Однажды в мае, в Большом Гнездниковском переулке..

Лариса Бережная
   В свой день рождения не хочется стоять у плиты, резать в спешке салаты, натирать до блеска фужеры, а перед этим  ещё и совершать многократные рейды в продовольственные магазины.

   Не хочется, а надо! Поэтому 1 мая  до 15.00. я всё же пробатрачила на кухне: праздничный завтрак, потом обед… Только для своих.

    В 15.30. в квартиру позвонили, и я, как  в школьные времена, понеслась открывать дверь. Иркин позывной. Так она звонила мне каждое утро вплоть до конца 9-го класса. И всегда ей приходилось быть свидетельницей моих метаний по дому в поисках какой-нибудь шапки или мешка со сменной обувью. Потом мы дружно шагали в нашу школу, оживлённо перебрасываясь короткими фразами.

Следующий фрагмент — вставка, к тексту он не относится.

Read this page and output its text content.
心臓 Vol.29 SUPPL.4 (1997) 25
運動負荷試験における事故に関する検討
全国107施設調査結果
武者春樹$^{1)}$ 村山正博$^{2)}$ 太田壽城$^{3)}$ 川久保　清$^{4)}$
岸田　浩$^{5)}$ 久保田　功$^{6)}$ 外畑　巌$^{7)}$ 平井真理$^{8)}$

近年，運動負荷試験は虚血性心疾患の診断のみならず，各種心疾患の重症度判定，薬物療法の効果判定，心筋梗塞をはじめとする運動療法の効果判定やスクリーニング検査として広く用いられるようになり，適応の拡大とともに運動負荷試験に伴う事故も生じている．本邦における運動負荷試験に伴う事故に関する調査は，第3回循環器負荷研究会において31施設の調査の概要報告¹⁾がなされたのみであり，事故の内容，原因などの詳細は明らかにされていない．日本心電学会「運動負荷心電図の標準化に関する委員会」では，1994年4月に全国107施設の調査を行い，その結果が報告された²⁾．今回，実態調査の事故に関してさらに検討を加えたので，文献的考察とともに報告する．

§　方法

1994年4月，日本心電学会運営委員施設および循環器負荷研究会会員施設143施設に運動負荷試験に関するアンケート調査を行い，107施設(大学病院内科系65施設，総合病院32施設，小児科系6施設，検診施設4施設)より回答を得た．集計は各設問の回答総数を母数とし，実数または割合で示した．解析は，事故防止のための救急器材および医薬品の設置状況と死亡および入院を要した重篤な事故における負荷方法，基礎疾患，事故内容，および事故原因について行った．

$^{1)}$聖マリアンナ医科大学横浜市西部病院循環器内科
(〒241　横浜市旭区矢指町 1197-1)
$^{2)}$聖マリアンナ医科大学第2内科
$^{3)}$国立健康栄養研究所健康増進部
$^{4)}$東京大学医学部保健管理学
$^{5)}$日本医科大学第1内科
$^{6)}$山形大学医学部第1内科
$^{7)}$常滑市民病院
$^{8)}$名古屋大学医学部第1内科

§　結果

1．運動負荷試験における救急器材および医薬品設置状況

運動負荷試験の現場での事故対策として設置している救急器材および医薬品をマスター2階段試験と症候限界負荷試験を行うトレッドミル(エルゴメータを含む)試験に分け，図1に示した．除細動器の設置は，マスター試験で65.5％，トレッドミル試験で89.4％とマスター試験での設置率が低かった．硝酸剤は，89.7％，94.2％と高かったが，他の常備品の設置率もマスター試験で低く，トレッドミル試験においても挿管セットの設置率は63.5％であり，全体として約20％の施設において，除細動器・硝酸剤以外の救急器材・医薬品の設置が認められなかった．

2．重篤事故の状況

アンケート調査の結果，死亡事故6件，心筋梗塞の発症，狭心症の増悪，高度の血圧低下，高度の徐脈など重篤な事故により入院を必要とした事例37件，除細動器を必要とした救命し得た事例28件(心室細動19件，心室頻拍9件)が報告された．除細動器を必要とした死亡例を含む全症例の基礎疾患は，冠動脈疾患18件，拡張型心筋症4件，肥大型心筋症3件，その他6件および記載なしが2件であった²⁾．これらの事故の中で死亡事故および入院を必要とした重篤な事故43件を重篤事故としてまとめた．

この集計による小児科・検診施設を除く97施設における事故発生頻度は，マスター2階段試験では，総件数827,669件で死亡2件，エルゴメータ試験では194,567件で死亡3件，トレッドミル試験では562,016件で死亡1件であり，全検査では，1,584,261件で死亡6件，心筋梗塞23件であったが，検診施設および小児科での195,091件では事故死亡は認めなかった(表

    В десятом я осталась без присмотра: Ирина окончила школу на год раньше меня. В школьном дворе я появлялась одной из последних, когда из огромных, во всю стену окон, гремел, как набат, утренний  звонок, приглашавший всех к первому уроку.

    Неужели мы когда-то ходили в школу?!

   - Всё, всё, Ир, я готова! Последний штрих – пиджак надеть или эту хламидку на молнии? Девчонки едут?

   - Едут!!!

    Ну, естественно, мы встретились на «Пушке». Как говаривал один мой знакомый с  физтеха году этак в 1985:

   - Если люди встречаются у памятника Пушкину, то они точно из Жуковского…
      Шлю тебе в Австралию привет, Женя, сквозь годы, горы и океаны!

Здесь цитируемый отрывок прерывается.